Rod Eyot or Rod Ait is an island in the River Thames in England near Henley-on-Thames on the reach above Hambledon Lock. It is close to Mill Meadows and the River and Rowing Museum.
The island is populated with ten chalets, a brick cottage and formally tapered to a 200m widely spaced single-file line of trees, hence its name. The taper has been cut off and reduced; the soil on the main part of the island built up instead. [1] Rod Eyot is accessible only by boat. Mid-stream, river traffic passes one-way both sides, instructed by the Environment Agency to keep to the right ( starboard) bank. Rod Eyot homes have moorings and are privately owned. Foul waste and rubbish is taken away by boat to the appropriate stations at marinas.
Rod Eyot features in a pre-1900 painting owned by the monarch which portrays the river viewed from Wargrave Road when the island was the largest of a seasonally connected string of islands, lower-lying and uninhabited.
Henley Town centre's closest public/amenity building is The Angel on the Bridge, followed by its church and the Red Lion Hotel.

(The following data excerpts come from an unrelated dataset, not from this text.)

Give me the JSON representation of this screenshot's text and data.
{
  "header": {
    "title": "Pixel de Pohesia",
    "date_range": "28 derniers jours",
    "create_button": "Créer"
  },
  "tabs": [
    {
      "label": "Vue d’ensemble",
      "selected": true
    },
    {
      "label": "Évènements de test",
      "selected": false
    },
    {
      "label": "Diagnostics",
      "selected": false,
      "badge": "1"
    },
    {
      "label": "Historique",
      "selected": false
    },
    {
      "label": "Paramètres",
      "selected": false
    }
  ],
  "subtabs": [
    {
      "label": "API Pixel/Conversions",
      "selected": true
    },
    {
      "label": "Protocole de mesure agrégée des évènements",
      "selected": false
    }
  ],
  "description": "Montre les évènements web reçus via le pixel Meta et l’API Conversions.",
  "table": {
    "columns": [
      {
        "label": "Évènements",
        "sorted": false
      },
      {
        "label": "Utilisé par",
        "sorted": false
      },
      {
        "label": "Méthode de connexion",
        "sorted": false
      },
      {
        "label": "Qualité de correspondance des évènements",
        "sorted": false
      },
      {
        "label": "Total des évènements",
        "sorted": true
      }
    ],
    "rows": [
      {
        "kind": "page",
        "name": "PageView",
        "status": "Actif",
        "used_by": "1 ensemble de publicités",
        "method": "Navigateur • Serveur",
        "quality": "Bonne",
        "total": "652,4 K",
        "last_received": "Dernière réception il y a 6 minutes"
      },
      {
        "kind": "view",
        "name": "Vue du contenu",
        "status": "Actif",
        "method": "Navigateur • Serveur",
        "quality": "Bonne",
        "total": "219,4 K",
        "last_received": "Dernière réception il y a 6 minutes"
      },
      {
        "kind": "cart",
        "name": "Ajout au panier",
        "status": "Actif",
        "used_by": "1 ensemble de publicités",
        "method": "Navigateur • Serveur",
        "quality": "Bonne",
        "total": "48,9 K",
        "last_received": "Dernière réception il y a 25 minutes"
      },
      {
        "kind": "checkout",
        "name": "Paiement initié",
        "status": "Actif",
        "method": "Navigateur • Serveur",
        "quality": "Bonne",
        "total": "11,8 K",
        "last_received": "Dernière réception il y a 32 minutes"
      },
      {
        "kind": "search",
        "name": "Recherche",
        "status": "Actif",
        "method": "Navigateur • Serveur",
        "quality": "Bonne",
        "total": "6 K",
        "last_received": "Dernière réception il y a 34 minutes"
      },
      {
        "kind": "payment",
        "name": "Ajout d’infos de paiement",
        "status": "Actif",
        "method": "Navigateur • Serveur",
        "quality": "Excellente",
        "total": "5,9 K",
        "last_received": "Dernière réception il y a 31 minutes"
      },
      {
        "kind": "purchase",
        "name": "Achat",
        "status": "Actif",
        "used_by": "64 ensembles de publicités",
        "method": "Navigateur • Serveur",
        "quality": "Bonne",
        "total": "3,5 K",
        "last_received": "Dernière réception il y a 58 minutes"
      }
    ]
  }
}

The bridge is 600 m from Rod Eyot.
A thin unpopulated islet downstream was part of the island, [1] towards, Henley Bridge known locally as Bird Island.
Until 1907, when the Town Council sold the chalet plots, the island was among those known nationally for a few decades as Corporation Island. The brick cottage had previously been occupied by a farrier who shoed horses which towed the river barges.